Able and willing to give informed consent and abide with the study procedures.

EXCLUSION CRITERIA:

For both study populations:

Treatment with a live virus vaccine during 3 months prior to baseline visit. No live vaccines will be allowed throughout the course of this study.
Patients with ocular disease who received local treatments other than eye drops (i.e. periocular or intraocular steroids, implants or other antinflammatory agents within 4 weeks prior to enrollment)
Current treatment with TNF inhibitors or discontinuation of TNF inhibitors within 8 weeks.
Presence of active infections or a history of pulmonary TB infection with or without documented adequate therapy.
Chest x-ray read by a radiologist with pleural scarring and/or calcified granuloma consistent with prior TB.
Positive test for or prior history of HIV, Hepatitis B or C.
History or concomitant diagnosis of congestive heart failure.
History of malignancy. Subjects deemed cured of superficial malignancies such as cutaneous basal or squamous cell carcinomas, or in situ cervical cancer may be enrolled.
Known hypersensitivity to CHO cell derived biologicals or any components of XOMA 052.
Presence of any additional rheumatic disease or significant systemic disease.

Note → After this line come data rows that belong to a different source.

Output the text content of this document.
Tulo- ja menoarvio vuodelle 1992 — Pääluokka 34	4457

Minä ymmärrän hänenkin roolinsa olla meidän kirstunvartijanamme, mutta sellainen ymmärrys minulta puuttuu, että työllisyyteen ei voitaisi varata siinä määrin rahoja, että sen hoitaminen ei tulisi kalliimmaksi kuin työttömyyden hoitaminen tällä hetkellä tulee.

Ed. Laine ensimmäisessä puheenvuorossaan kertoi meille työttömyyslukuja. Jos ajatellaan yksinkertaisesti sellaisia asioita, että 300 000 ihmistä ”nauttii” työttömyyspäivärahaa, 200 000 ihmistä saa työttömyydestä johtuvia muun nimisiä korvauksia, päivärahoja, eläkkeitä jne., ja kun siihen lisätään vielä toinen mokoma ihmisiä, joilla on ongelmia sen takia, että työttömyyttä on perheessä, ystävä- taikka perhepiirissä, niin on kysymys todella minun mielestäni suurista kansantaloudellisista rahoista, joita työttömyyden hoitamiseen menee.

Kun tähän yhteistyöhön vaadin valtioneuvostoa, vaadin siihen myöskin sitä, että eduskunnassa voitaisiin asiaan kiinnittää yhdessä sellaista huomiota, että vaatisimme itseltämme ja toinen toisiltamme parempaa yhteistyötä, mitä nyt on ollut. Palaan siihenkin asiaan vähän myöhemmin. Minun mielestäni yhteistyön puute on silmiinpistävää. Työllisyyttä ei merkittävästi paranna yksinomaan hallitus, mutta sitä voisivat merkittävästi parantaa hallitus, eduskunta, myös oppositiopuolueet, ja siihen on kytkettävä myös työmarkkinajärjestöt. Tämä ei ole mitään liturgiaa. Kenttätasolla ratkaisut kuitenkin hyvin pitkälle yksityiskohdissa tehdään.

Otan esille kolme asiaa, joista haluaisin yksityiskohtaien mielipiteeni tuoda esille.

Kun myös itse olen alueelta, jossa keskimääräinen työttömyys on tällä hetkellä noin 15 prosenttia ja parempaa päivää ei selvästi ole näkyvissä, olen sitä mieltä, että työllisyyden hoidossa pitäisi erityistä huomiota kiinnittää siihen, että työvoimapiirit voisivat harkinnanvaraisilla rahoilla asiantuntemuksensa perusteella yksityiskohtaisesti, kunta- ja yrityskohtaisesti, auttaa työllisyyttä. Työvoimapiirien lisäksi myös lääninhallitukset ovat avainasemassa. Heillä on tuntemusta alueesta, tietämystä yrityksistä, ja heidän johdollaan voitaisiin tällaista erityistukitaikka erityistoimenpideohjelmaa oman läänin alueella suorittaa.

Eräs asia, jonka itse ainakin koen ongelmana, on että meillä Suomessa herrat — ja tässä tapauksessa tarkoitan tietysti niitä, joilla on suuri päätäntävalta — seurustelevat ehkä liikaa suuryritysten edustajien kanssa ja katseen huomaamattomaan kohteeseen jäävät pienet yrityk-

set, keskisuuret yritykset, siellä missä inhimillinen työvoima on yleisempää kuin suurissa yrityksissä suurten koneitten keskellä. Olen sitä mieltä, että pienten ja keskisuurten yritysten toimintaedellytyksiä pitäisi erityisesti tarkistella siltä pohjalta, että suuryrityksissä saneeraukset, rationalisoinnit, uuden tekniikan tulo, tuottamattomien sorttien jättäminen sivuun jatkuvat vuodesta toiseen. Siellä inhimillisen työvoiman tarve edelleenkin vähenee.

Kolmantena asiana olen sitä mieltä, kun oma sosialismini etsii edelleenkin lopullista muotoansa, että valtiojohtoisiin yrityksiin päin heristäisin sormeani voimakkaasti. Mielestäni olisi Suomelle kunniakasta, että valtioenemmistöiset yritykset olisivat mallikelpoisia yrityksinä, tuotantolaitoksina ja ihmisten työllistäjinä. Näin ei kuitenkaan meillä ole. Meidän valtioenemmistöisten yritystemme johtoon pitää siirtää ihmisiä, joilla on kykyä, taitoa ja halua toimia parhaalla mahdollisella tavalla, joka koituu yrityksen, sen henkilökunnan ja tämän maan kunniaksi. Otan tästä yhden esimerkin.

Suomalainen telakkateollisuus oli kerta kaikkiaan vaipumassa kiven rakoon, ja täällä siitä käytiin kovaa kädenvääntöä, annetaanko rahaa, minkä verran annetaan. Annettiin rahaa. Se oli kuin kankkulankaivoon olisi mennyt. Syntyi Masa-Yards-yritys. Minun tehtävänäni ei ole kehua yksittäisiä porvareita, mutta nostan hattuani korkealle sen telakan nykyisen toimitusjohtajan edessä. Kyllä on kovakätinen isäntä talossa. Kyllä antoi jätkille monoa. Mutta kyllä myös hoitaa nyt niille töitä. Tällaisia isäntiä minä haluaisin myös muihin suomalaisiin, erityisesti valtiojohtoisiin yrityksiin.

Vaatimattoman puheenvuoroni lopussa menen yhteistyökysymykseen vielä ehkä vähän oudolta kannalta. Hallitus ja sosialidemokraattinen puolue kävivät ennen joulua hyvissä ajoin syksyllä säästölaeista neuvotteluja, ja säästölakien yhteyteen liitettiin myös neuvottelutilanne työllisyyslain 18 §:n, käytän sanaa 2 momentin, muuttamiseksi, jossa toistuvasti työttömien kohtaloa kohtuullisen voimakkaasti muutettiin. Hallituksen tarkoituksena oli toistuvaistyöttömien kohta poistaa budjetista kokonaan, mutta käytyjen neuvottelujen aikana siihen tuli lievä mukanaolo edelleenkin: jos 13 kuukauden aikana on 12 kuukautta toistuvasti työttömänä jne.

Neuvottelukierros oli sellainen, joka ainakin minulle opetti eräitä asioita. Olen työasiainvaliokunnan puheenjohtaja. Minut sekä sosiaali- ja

For example, major chronic infectious/ inflammatory/ immunologic disease (such as inflammatory bowel disease, psoriatic arthritis, spondyloarthropathy, SLE in addition to autoinflammatory disease).
Presence of any of the following laboratory abnormalities at enrollment visit: creatinine> 1.5 times the ULN, WBC< 3.6x10(9)/mm(3); platelet count < 75,000 mm(3); ALT or AST > 2.0 times the ULN
Lactating females or pregnant females.
Subjects with asthma not adequately controlled on current inhaled therapy for at least four weeks.

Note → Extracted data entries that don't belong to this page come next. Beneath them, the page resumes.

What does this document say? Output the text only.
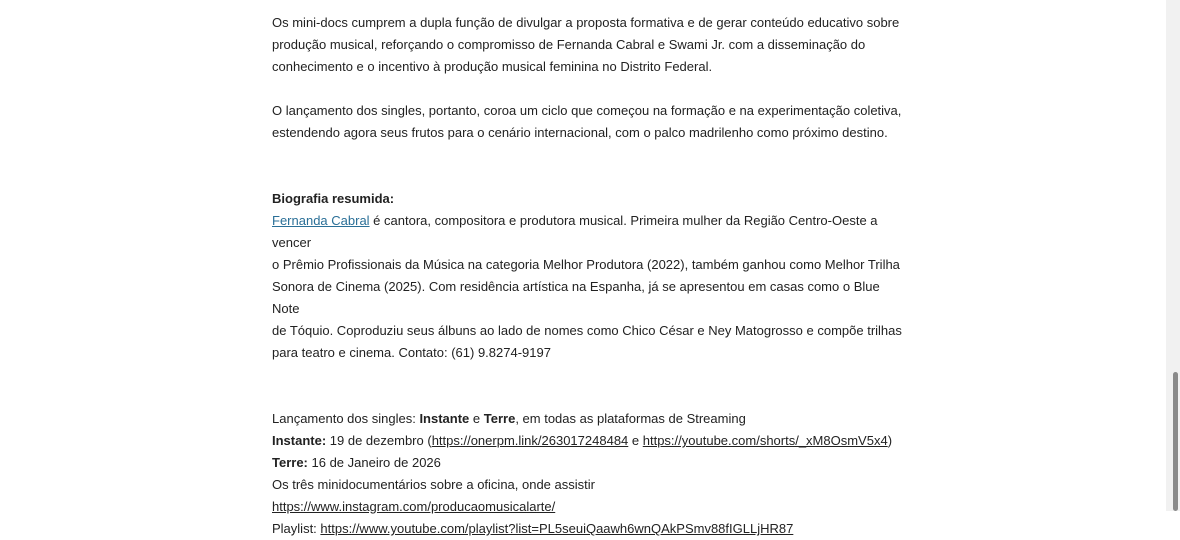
Os mini-docs cumprem a dupla função de divulgar a proposta formativa e de gerar conteúdo educativo sobre
produção musical, reforçando o compromisso de Fernanda Cabral e Swami Jr. com a disseminação do
conhecimento e o incentivo à produção musical feminina no Distrito Federal.

O lançamento dos singles, portanto, coroa um ciclo que começou na formação e na experimentação coletiva,
estendendo agora seus frutos para o cenário internacional, com o palco madrilenho como próximo destino.

Biografia resumida:
Fernanda Cabral é cantora, compositora e produtora musical. Primeira mulher da Região Centro-Oeste a vencer
o Prêmio Profissionais da Música na categoria Melhor Produtora (2022), também ganhou como Melhor Trilha
Sonora de Cinema (2025). Com residência artística na Espanha, já se apresentou em casas como o Blue Note
de Tóquio. Coproduziu seus álbuns ao lado de nomes como Chico César e Ney Matogrosso e compõe trilhas
para teatro e cinema. Contato: (61) 9.8274-9197

Lançamento dos singles: Instante e Terre, em todas as plataformas de Streaming
Instante: 19 de dezembro (https://onerpm.link/263017248484 e https://youtube.com/shorts/_xM8OsmV5x4)
Terre: 16 de Janeiro de 2026
Os três minidocumentários sobre a oficina, onde assistir
https://www.instagram.com/producaomusicalarte/
Playlist: https://www.youtube.com/playlist?list=PL5seuiQaawh6wnQAkPSmv88fIGLLjHR87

Enrollment in any other investigational treatment study or use of an investigational agent, or has not yet completed at least 4 weeks or 5 half-lives, whichever is longer, since ending another investigational device or drug trial.
Subjects for whom there is concern about compliance with the protocol procedures.

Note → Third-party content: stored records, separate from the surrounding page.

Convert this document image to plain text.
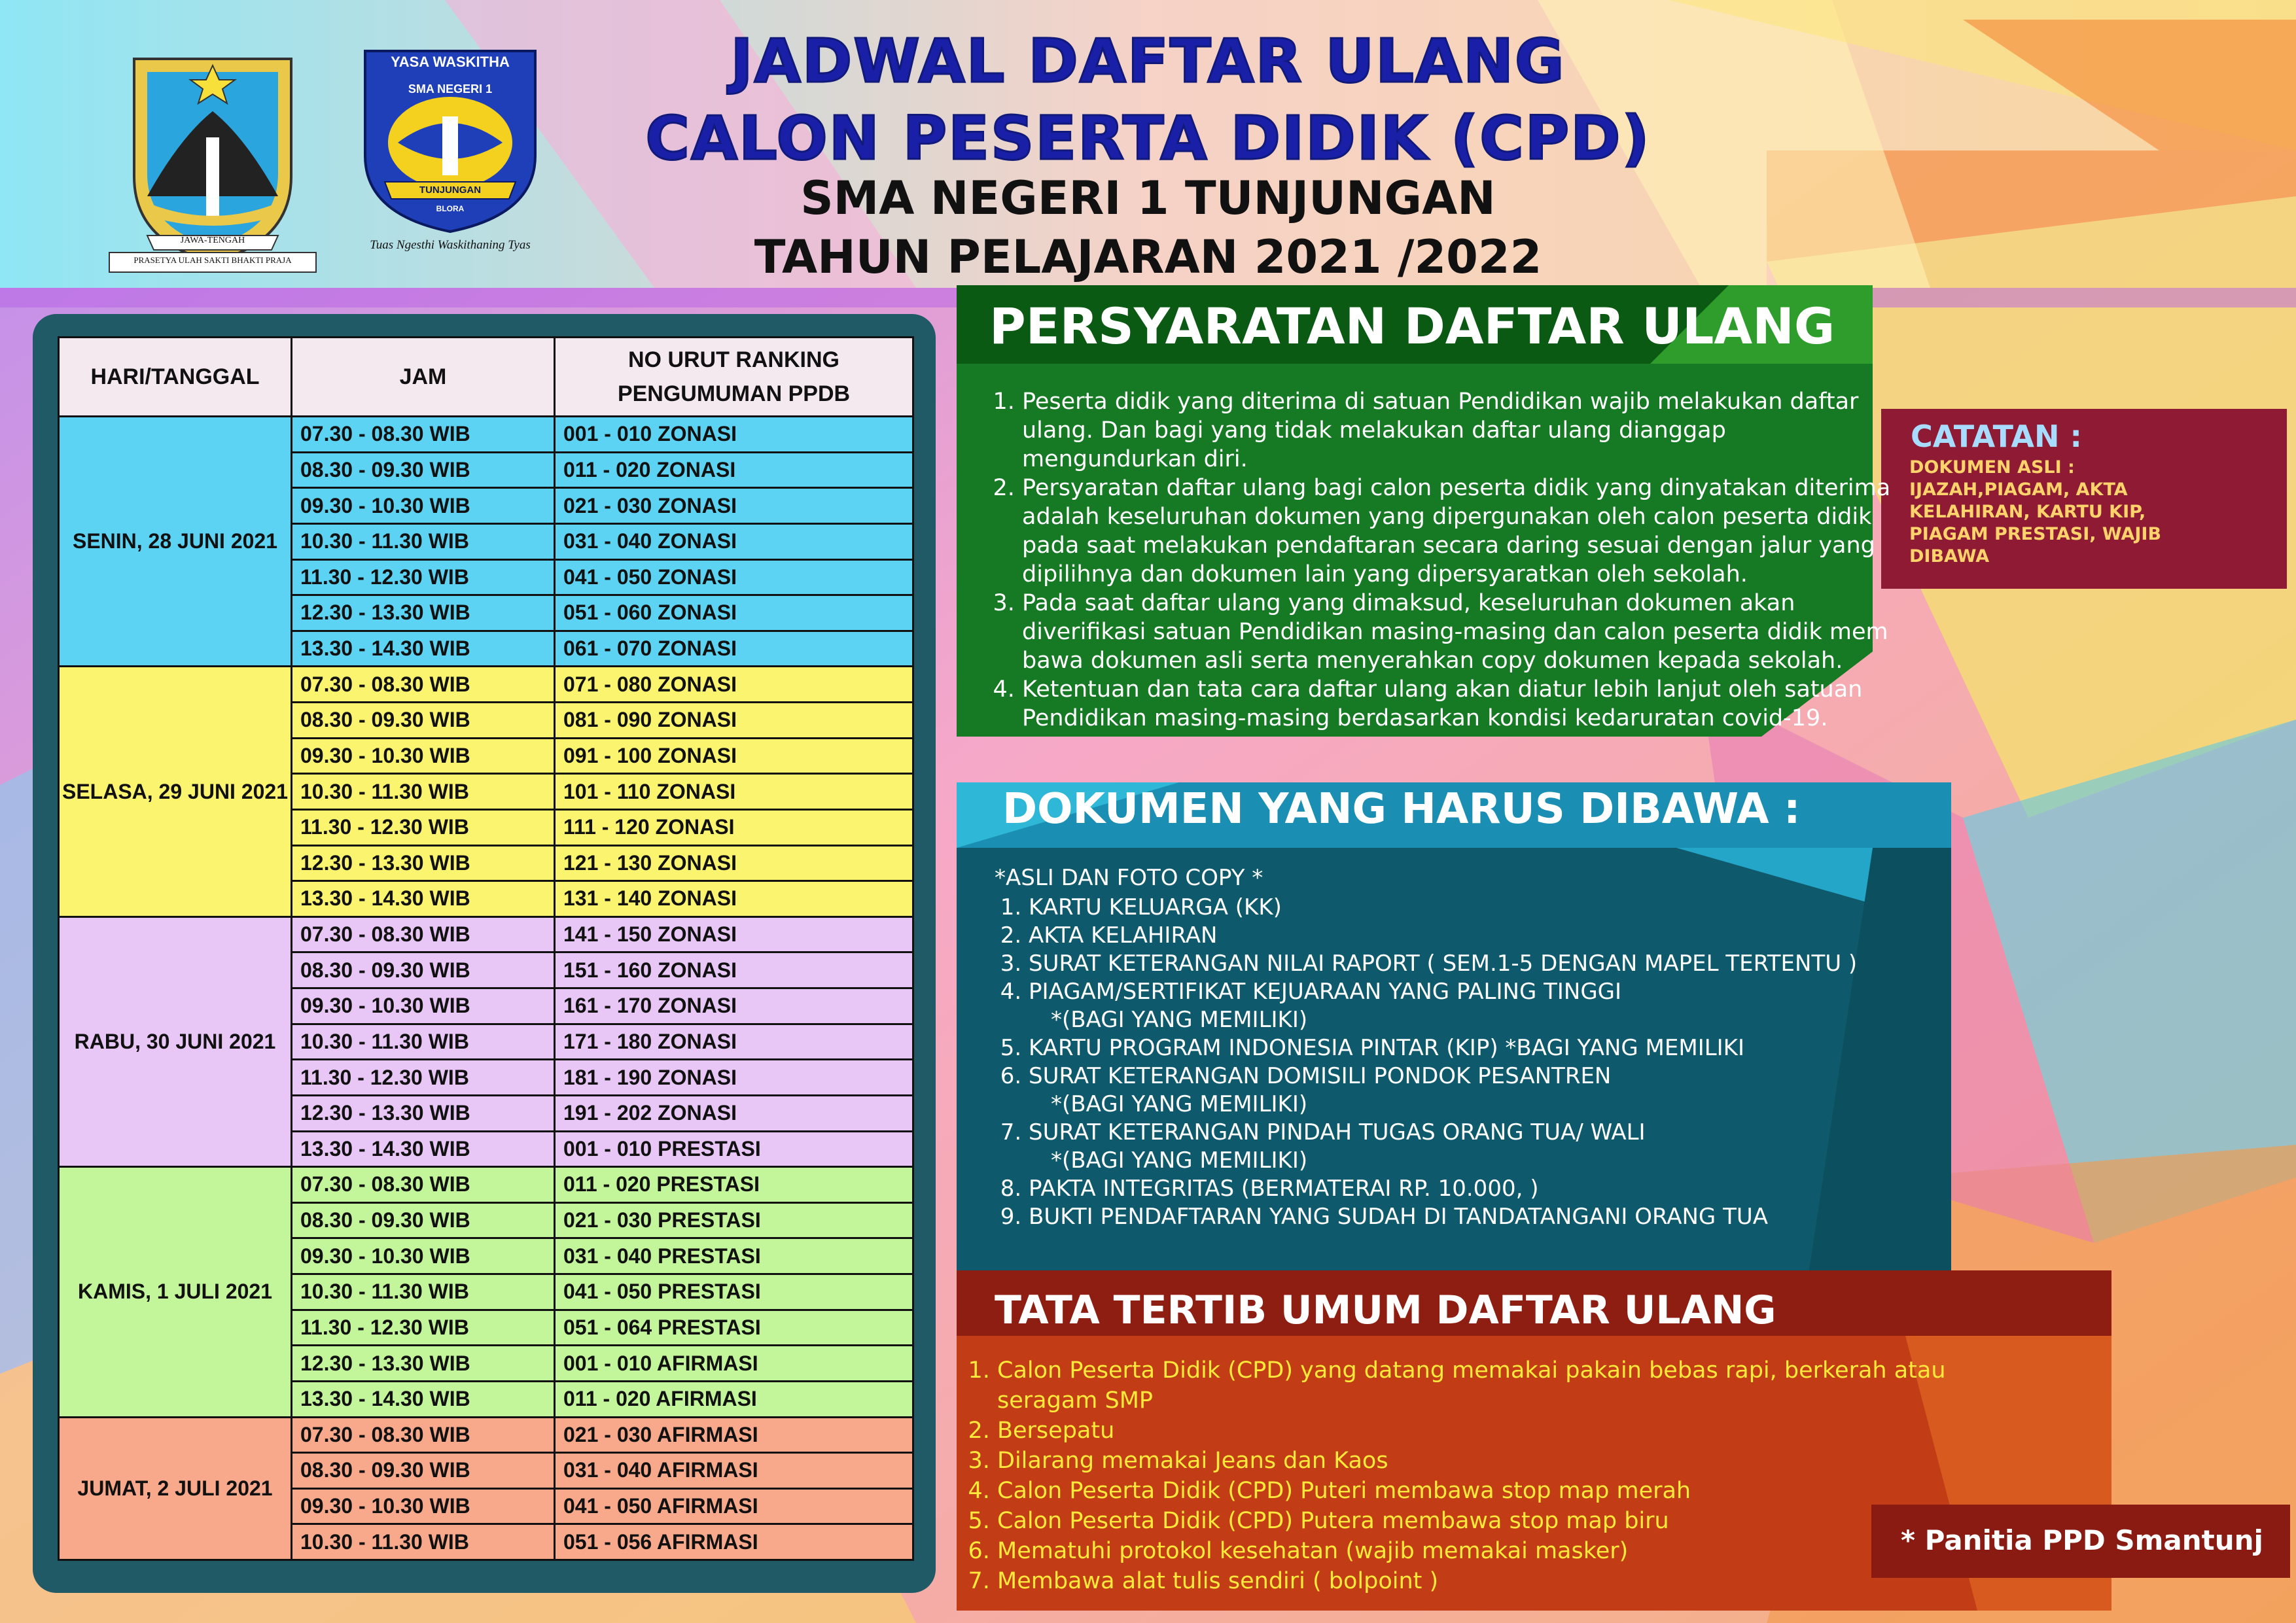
JADWAL DAFTAR ULANG
CALON PESERTA DIDIK (CPD)
SMA NEGERI 1 TUNJUNGAN
TAHUN PELAJARAN 2021 /2022
JAWA-TENGAH
PRASETYA ULAH SAKTI BHAKTI PRAJA
YASA WASKITHA
SMA NEGERI 1
TUNJUNGAN
BLORA
Tuas Ngesthi Waskithaning Tyas
HARI/TANGGAL	JAM	NO URUT RANKING PENGUMUMAN PPDB
SENIN, 28 JUNI 2021	07.30 - 08.30 WIB	001 - 010 ZONASI
	08.30 - 09.30 WIB	011 - 020 ZONASI
	09.30 - 10.30 WIB	021 - 030 ZONASI
	10.30 - 11.30 WIB	031 - 040 ZONASI
	11.30 - 12.30 WIB	041 - 050 ZONASI
	12.30 - 13.30 WIB	051 - 060 ZONASI
	13.30 - 14.30 WIB	061 - 070 ZONASI
SELASA, 29 JUNI 2021	07.30 - 08.30 WIB	071 - 080 ZONASI
	08.30 - 09.30 WIB	081 - 090 ZONASI
	09.30 - 10.30 WIB	091 - 100 ZONASI
	10.30 - 11.30 WIB	101 - 110 ZONASI
	11.30 - 12.30 WIB	111 - 120 ZONASI
	12.30 - 13.30 WIB	121 - 130 ZONASI
	13.30 - 14.30 WIB	131 - 140 ZONASI
RABU, 30 JUNI 2021	07.30 - 08.30 WIB	141 - 150 ZONASI
	08.30 - 09.30 WIB	151 - 160 ZONASI
	09.30 - 10.30 WIB	161 - 170 ZONASI
	10.30 - 11.30 WIB	171 - 180 ZONASI
	11.30 - 12.30 WIB	181 - 190 ZONASI
	12.30 - 13.30 WIB	191 - 202 ZONASI
	13.30 - 14.30 WIB	001 - 010 PRESTASI
KAMIS, 1 JULI 2021	07.30 - 08.30 WIB	011 - 020 PRESTASI
	08.30 - 09.30 WIB	021 - 030 PRESTASI
	09.30 - 10.30 WIB	031 - 040 PRESTASI
	10.30 - 11.30 WIB	041 - 050 PRESTASI
	11.30 - 12.30 WIB	051 - 064 PRESTASI
	12.30 - 13.30 WIB	001 - 010 AFIRMASI
	13.30 - 14.30 WIB	011 - 020 AFIRMASI
JUMAT, 2 JULI 2021	07.30 - 08.30 WIB	021 - 030 AFIRMASI
	08.30 - 09.30 WIB	031 - 040 AFIRMASI
	09.30 - 10.30 WIB	041 - 050 AFIRMASI
	10.30 - 11.30 WIB	051 - 056 AFIRMASI
PERSYARATAN DAFTAR ULANG
1. Peserta didik yang diterima di satuan Pendidikan wajib melakukan daftar ulang. Dan bagi yang tidak melakukan daftar ulang dianggap mengundurkan diri.
2. Persyaratan daftar ulang bagi calon peserta didik yang dinyatakan diterima adalah keseluruhan dokumen yang dipergunakan oleh calon peserta didik pada saat melakukan pendaftaran secara daring sesuai dengan jalur yang dipilihnya dan dokumen lain yang dipersyaratkan oleh sekolah.
3. Pada saat daftar ulang yang dimaksud, keseluruhan dokumen akan diverifikasi satuan Pendidikan masing-masing dan calon peserta didik mem bawa dokumen asli serta menyerahkan copy dokumen kepada sekolah.
4. Ketentuan dan tata cara daftar ulang akan diatur lebih lanjut oleh satuan Pendidikan masing-masing berdasarkan kondisi kedaruratan covid-19.
CATATAN :
DOKUMEN ASLI : IJAZAH,PIAGAM, AKTA KELAHIRAN, KARTU KIP, PIAGAM PRESTASI, WAJIB DIBAWA
DOKUMEN YANG HARUS DIBAWA :
*ASLI DAN FOTO COPY *
1. KARTU KELUARGA (KK)
2. AKTA KELAHIRAN
3. SURAT KETERANGAN NILAI RAPORT ( SEM.1-5 DENGAN MAPEL TERTENTU )
4. PIAGAM/SERTIFIKAT KEJUARAAN YANG PALING TINGGI
*(BAGI YANG MEMILIKI)
5. KARTU PROGRAM INDONESIA PINTAR (KIP) *BAGI YANG MEMILIKI
6. SURAT KETERANGAN DOMISILI PONDOK PESANTREN
*(BAGI YANG MEMILIKI)
7. SURAT KETERANGAN PINDAH TUGAS ORANG TUA/ WALI
*(BAGI YANG MEMILIKI)
8. PAKTA INTEGRITAS (BERMATERAI RP. 10.000, )
9. BUKTI PENDAFTARAN YANG SUDAH DI TANDATANGANI ORANG TUA
TATA TERTIB UMUM DAFTAR ULANG
1. Calon Peserta Didik (CPD) yang datang memakai pakain bebas rapi, berkerah atau seragam SMP
2. Bersepatu
3. Dilarang memakai Jeans dan Kaos
4. Calon Peserta Didik (CPD) Puteri membawa stop map merah
5. Calon Peserta Didik (CPD) Putera membawa stop map biru
6. Mematuhi protokol kesehatan (wajib memakai masker)
7. Membawa alat tulis sendiri ( bolpoint )
* Panitia PPD Smantunj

Presence of other severe acute or chronic medical or psychiatric condition, or significant laboratory abnormality requiring further investigation that may cause undue risk for the subject's safety, inhibit protocol participation, or interfere with interpretation of study results, and in the judgment of the investigator would make the subject inappropriate for entry into this study.
Treatment within the past 12 months with canakinumab
Active neurologic disease which would require cyclophosphamide treatment. Active neurologic disease is defined as either new evidence of parenchymal (meningoencephalitis) or non-parenchymal (vascular complications including thrombosis) disease.